Call it the summer of web discontent. A struggling economy is putting pressure on colleges and universities to win over site visitors by differentiating online. Many of the hard working folks at these schools are under extreme pressure to mediate and solve web turf wars, while improving overall web effectiveness as the new academic year approaches.
One college website manager recently told us: “On our campus there has never been so much interest, and so much conflict, around issues of who wants what from our website as there is today.”
We’re reminded of the proverbial story about the “Color of the Bike Shed,” in which everyone has an opinion about how to build the shed, no matter how trivial the detail. When it comes to the Internet, everyone’s an expert.
Flare-ups can range from big-picture strategic struggles (“What’s the purpose and mission of our website?”) to the mundane (“Why can’t I design my own department page with colors I want?”) and dozens of issues in between.
Look inside the college, and that’s where the conflicts really begin – where everyone thinks the bike shed should be painted red, or blue, or green, or black. Beyond the typical core of “who owns the website?” – IT, marketing, communications? – is a veritable army of faculty, staff, administrators, admissions leaders, student organizations, academic departments, student life groups and others who each want (or think they want) a piece of the action.
It’s enough to make higher education web professionals dig a foxhole and dive right in, not to emerge until after Labor Day.

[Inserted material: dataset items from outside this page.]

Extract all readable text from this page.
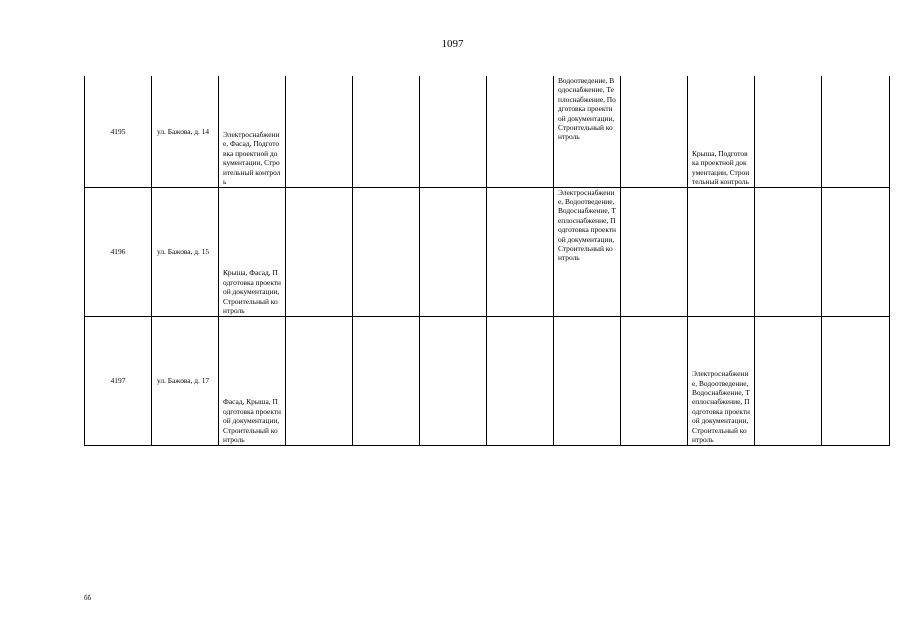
1097
4195	ул. Бажова, д. 14	Электроснабжение, Фасад, Подготовка проектной документации, Строительный контроль					Водоотведение, Водоснабжение, Теплоснабжение, Подготовка проектной документации, Строительный контроль		Крыша, Подготовка проектной документации, Строительный контроль		
4196	ул. Бажова, д. 15	Крыша, Фасад, Подготовка проектной документации, Строительный контроль					Электроснабжение, Водоотведение, Водоснабжение, Теплоснабжение, Подготовка проектной документации, Строительный контроль				
4197	ул. Бажова, д. 17	Фасад, Крыша, Подготовка проектной документации, Строительный контроль							Электроснабжение, Водоотведение, Водоснабжение, Теплоснабжение, Подготовка проектной документации, Строительный контроль		
бб
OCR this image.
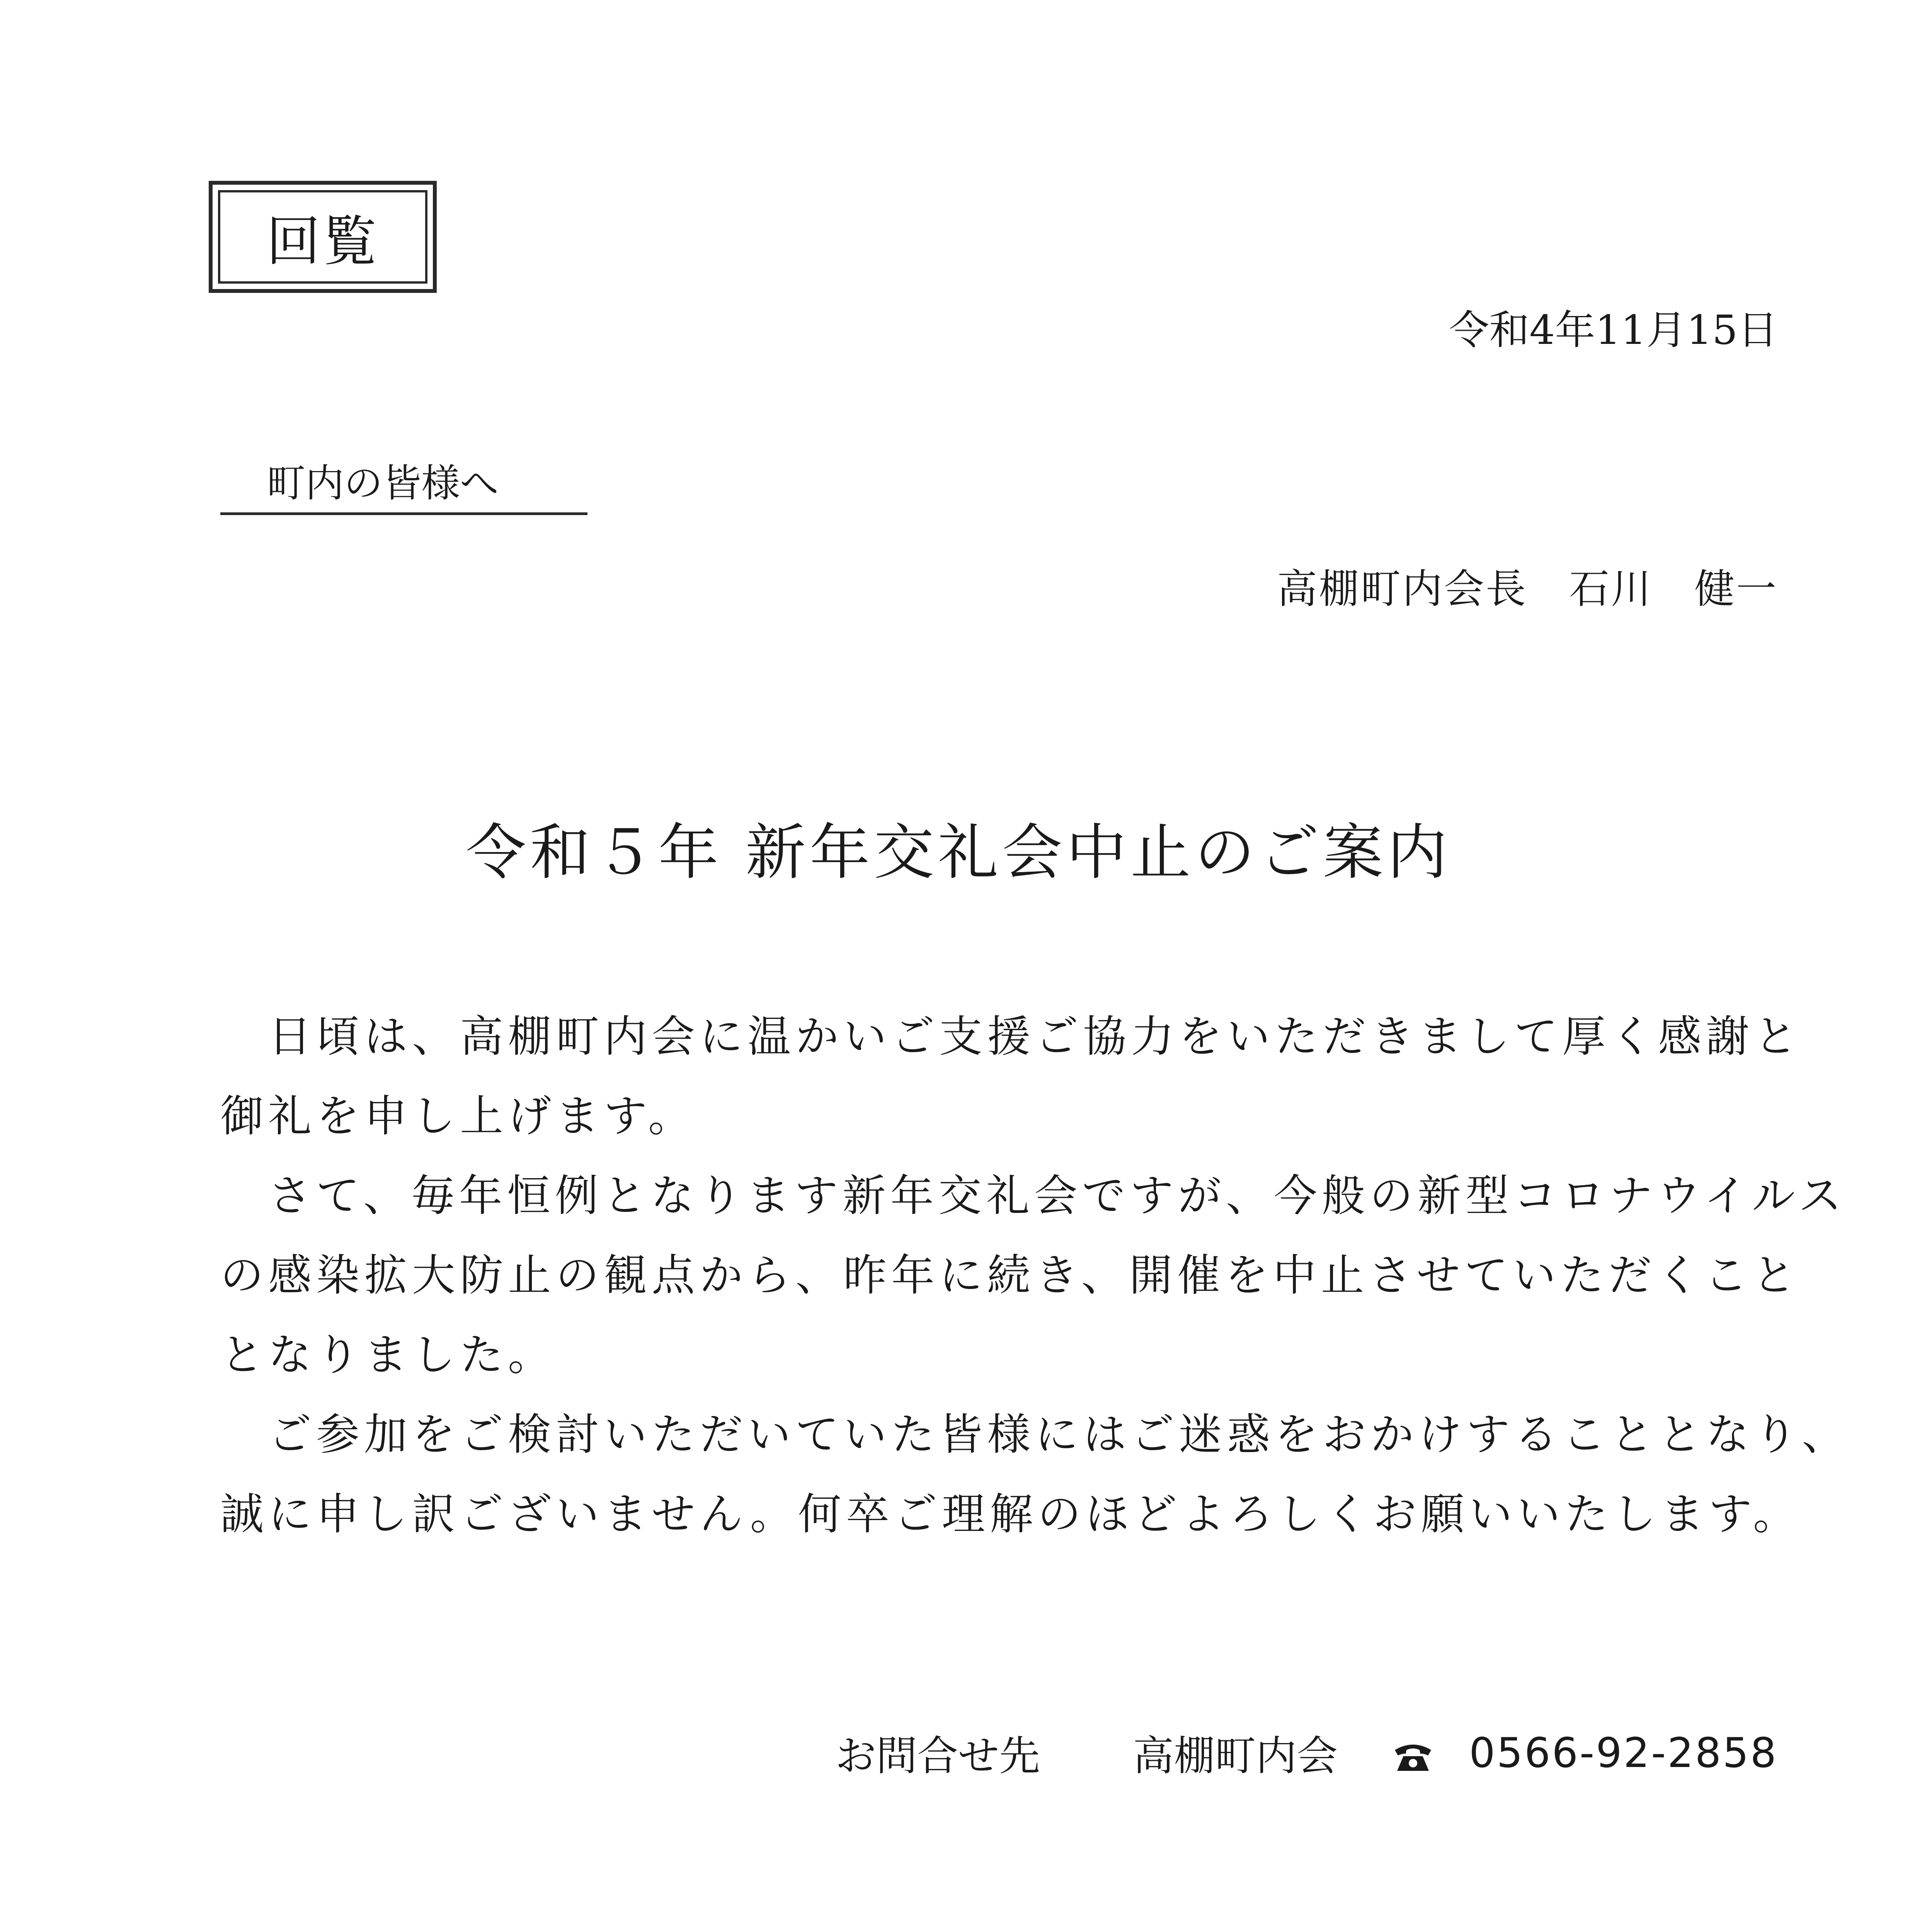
回覧
令和4年11月15日
町内の皆様へ
高棚町内会長　石川　健一
令和５年 新年交礼会中止のご案内
　日頃は、高棚町内会に温かいご支援ご協力をいただきまして厚く感謝と
御礼を申し上げます。
　さて、毎年恒例となります新年交礼会ですが、今般の新型コロナウイルス
の感染拡大防止の観点から、昨年に続き、開催を中止させていただくこと
となりました。
　ご参加をご検討いただいていた皆様にはご迷惑をおかけすることとなり、
誠に申し訳ございません。何卒ご理解のほどよろしくお願いいたします。
お問合せ先 高棚町内会	0566-92-2858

However, we are seeing the website wars at colleges and universities as a time for positive reflection. Among .EDU laggards in web adoption, there is a fundamental shift occurring at schools realizing (finally!) that their website needs to be their strongest, most effective marketing and communications vehicle – accompanied by the proper level of investment, staffing and policy.
It may not require hand-to-hand combat, but we’ve identified some helpful tactics to guide you – and your campus stakeholders – as you prepare for the coming year and an actionable strategy to make websites, not war:
- Build your web army. No matter what realm you live in – IT, marketing, communications – multiple departments and disciplines need to come together to make a successful and effective website possible. Don’t impose a vision, but build consensus around a vision. Hold listening sessions. Let people from across departments to voice their concerns and ideas. Their input is important to building buy in. You don’t always need to see eye-to-eye, but remember that the enemy isn’t each other, but with corralling content, managing customer needs and balancing success metrics.
- Revisit your web strategy. Start by asking yourself (and others) why your website exists. Once you’ve agreed on that, ask whether the current site – the user experience, design, content sections – support it. If not, gain consensus on what needs to change and start changing. This may not be an overnight accomplishment, but it can be hard to move forward as a team if you’re not all working toward a common strategy.
- Establish your website as the primary marketing and business artillery. Drive that theme up into the organization as much as possible. If you need leverage, look at what your closest competitors are doing online – and start asking Admissions how well they’re doing against those schools. Your website may end in .edu, but you’ve still got a bottom line to deal with.
- Control your content. By now most colleges have a web content management system. This is good. It can frequently turn bad. Often, authoring rights are given out like lollipops to make everyone happy and silence the critics who demand more control. Revisit, with a content audit and inventory assessment, the pages these people have pledged to “own” and determine if they’re living up to their promises. If not, make it known – and push for accountability. And weed out the overgrowth.
- Control website sprawl. Too often, colleges and universities have seen their websites, subsites and microsites blossom like kudzu until they are wildly out of control. Managing this many sites – and creating a unified experience – is a challenge. Rein in the outliers and impose realistic restrictions on who, why and how new sites/microsites get built. There are many valid reasons why a particular department needs another new microsite. But it doesn’t hurt to impose policies and guidelines to live by.
In many ways, the web mediators in higher education have the most challenging of battles to fight. But there is hope. So this summer, as you prepare to kick-off another academic year, we’d like to leave you with another piece of advice: always wear a helmet. And, don’t forget to take a vacation.